Predicting Transcription Factor Binding Activity with Deep Neural Networks
Zachary Rothenberg, Ameet Soni
Transcription factors are proteins that play an essential role in the regulatory processes of organic systems. Therefore understanding their binding behavior has become an important research goal in the genetics community. In the past decade new lab techniques have been developed to collect data on the binding activity of transcription factors on a larger scale than previously possible. This has led to the creation of large binding site datasets for numerous transcription factors across several varied cell types in the human body. This has motivated an examination into the different statistical models that can be trained on this data to predict binding sites. Such models could help improve our understanding of transcription factor activity without requiring any expensive lab work.

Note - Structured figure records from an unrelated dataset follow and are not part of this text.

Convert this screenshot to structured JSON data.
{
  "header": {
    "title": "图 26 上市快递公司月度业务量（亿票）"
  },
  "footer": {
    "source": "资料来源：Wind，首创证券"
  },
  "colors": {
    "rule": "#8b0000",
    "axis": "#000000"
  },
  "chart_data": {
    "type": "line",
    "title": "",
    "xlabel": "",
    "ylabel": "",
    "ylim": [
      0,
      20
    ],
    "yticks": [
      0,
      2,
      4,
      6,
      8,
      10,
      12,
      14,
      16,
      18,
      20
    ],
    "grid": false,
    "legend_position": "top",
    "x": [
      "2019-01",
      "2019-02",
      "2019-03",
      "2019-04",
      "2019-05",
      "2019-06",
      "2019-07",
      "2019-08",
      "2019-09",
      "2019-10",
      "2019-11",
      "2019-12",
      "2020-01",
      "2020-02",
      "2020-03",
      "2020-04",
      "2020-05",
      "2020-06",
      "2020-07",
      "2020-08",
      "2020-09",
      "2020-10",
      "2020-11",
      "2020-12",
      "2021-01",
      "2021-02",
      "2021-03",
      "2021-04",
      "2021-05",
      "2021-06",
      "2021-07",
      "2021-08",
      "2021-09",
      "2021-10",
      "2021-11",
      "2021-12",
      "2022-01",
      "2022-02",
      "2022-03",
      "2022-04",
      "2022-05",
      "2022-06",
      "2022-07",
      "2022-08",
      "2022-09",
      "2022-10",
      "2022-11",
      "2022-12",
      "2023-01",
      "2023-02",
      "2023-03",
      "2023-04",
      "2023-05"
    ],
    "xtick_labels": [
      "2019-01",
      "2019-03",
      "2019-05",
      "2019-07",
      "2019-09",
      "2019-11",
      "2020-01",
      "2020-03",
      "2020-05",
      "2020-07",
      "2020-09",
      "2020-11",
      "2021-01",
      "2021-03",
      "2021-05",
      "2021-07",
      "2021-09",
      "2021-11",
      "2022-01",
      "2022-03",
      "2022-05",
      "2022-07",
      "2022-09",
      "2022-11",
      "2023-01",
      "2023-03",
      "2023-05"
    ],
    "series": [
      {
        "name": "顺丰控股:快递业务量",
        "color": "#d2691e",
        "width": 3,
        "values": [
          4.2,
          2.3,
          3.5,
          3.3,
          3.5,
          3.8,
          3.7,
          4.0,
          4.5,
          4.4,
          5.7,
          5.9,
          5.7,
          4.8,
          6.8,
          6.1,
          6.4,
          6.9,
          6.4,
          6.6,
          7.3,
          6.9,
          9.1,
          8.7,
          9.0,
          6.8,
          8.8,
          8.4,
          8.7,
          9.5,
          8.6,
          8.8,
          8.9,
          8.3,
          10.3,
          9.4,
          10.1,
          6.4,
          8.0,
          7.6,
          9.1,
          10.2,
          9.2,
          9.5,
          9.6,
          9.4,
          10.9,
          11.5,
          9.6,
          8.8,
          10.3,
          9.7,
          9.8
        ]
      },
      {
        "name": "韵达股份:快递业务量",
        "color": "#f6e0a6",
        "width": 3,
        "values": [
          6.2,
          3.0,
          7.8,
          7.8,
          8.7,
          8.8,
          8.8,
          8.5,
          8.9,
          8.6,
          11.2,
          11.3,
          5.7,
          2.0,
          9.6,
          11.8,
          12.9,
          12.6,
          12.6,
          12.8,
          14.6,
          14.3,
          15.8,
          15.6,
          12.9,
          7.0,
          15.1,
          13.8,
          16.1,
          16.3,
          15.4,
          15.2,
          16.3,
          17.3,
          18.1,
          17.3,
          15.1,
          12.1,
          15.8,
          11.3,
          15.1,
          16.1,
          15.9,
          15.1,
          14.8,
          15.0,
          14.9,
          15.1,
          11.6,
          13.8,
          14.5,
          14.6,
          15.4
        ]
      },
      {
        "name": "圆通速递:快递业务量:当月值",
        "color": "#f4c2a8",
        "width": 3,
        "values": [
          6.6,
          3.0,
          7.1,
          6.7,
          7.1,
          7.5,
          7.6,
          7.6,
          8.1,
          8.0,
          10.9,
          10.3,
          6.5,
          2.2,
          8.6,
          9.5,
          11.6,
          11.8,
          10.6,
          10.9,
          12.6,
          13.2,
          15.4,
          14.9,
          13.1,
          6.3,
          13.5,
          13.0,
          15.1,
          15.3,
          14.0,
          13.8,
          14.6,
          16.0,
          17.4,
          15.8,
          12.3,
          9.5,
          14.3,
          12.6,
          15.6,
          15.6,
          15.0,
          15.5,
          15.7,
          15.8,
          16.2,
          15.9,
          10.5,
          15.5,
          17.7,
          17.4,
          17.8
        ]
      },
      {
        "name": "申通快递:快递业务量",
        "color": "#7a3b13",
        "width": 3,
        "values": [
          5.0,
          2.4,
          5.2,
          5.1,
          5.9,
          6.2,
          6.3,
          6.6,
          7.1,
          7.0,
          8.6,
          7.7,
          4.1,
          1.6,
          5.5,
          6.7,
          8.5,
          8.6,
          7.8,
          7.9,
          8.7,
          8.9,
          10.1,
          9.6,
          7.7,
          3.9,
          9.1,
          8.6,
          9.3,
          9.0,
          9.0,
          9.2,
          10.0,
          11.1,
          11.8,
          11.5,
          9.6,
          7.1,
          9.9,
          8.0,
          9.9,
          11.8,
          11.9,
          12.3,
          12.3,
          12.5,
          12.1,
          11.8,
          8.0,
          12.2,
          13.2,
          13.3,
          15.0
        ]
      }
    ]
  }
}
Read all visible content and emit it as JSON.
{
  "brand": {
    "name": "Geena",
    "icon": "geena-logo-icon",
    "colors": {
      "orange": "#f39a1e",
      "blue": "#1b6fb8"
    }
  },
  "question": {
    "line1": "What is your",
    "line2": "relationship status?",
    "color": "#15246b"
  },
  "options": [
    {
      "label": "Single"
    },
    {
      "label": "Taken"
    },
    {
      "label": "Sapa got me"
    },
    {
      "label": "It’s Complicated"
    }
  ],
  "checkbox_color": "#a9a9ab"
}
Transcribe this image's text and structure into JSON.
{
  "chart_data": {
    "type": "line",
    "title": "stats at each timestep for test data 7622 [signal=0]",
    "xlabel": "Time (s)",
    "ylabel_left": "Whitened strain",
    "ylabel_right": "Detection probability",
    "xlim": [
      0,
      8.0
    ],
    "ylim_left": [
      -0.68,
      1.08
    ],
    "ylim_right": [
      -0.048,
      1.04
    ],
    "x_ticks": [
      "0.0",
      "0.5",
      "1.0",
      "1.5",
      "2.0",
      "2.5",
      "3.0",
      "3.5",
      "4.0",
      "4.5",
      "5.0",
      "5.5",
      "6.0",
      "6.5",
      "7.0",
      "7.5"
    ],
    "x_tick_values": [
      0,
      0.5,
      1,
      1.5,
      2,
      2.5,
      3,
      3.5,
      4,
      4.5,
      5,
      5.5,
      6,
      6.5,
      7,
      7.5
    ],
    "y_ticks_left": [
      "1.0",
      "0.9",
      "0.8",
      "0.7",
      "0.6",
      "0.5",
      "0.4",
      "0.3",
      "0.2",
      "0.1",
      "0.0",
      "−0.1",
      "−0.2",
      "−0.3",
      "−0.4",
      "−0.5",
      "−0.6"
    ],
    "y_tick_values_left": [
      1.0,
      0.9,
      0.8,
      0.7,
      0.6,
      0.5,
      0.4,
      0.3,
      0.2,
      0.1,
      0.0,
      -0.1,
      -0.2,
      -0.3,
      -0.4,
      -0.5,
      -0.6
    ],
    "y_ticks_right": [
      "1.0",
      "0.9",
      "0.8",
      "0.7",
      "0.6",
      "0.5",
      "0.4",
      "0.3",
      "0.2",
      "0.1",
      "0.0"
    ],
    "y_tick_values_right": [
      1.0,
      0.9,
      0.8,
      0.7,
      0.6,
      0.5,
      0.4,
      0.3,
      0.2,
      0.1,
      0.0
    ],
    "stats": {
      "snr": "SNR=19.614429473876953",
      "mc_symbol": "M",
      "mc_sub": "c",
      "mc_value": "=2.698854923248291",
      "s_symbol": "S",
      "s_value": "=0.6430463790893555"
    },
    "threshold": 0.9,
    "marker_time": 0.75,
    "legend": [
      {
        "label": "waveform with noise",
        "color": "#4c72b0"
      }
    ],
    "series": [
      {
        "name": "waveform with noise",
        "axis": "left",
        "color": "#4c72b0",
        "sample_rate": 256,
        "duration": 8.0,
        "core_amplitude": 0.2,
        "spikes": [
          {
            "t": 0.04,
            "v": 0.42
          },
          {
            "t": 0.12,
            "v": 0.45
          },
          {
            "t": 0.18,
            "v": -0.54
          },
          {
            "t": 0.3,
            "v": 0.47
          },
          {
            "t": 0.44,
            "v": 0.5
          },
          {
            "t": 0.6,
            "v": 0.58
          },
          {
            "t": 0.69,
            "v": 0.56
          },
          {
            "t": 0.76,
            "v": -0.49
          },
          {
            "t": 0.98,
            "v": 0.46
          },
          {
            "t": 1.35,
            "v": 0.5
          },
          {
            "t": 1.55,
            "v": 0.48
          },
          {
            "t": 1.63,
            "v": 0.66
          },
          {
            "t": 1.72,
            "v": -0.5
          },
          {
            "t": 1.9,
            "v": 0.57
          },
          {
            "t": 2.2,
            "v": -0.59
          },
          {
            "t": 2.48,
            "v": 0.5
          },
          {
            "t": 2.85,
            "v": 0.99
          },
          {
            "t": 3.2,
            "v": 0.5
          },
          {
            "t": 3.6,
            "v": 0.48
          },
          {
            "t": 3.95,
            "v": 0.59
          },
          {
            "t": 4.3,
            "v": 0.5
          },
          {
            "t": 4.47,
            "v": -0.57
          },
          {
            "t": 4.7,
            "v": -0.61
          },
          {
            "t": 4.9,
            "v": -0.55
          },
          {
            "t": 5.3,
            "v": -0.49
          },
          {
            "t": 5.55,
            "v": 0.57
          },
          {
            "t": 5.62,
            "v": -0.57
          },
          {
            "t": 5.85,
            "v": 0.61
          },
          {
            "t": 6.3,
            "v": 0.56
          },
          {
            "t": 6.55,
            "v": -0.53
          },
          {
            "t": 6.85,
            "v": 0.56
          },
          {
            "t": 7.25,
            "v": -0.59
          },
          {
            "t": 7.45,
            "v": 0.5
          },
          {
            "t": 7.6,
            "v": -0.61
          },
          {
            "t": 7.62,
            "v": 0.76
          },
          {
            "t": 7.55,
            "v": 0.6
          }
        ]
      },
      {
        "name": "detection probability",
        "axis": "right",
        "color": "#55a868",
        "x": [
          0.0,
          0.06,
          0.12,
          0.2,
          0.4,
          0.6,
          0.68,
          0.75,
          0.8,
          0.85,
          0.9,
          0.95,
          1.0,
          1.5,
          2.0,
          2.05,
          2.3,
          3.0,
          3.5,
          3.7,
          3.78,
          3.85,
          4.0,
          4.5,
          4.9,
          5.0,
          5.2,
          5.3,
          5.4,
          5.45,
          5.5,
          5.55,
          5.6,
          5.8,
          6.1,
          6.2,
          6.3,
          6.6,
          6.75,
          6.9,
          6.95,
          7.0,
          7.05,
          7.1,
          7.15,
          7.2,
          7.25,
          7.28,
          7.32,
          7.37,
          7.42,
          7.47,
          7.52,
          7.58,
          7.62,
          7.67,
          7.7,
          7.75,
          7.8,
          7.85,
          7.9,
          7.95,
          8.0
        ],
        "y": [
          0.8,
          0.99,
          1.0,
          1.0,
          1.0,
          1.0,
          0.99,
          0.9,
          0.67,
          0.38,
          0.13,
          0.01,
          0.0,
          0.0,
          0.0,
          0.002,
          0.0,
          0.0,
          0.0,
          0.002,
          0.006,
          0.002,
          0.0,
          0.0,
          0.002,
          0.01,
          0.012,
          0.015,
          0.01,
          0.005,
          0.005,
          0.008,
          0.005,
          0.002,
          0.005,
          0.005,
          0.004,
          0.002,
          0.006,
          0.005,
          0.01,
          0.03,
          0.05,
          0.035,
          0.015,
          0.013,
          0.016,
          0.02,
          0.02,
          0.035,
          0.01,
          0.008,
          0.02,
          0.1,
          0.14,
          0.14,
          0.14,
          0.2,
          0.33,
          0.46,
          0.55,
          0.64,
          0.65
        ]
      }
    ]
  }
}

Previously, attempts have used this data to identify small DNA motifs (5-10 nucleotides long) that are informative to the binding behavior of a chosen transcription factor. More recent methods have begun to explore the possibility of training convolutional neural networks for this task. This family of models has seen a wave of success across several different problem domains in the past five years, driven by the creation of datasets large enough to allow for their effective training. They work by scanning for many different small patterns in the data and combining them into a hierarchical representation for classification. Their application to transcription factor binding site prediction has proven fruitful, becoming state of the art for the task. However, these approaches have for the most part used shallow networks, examining only small sequential dna segments for their classification. In this research we examine the application of deep networks for this task, with the expectation that they will be able to learn a deeper hierarchy that captures more long range interactions in the binding behavior. In addition, these networks have proven very effective at incorporating additional data into their prediction, allowing us to use information like chromatin accessibility to further improve classification accuracy. We show that increasing model depth has a positive effect on performance, motivating further investigation into deep architectures for this task.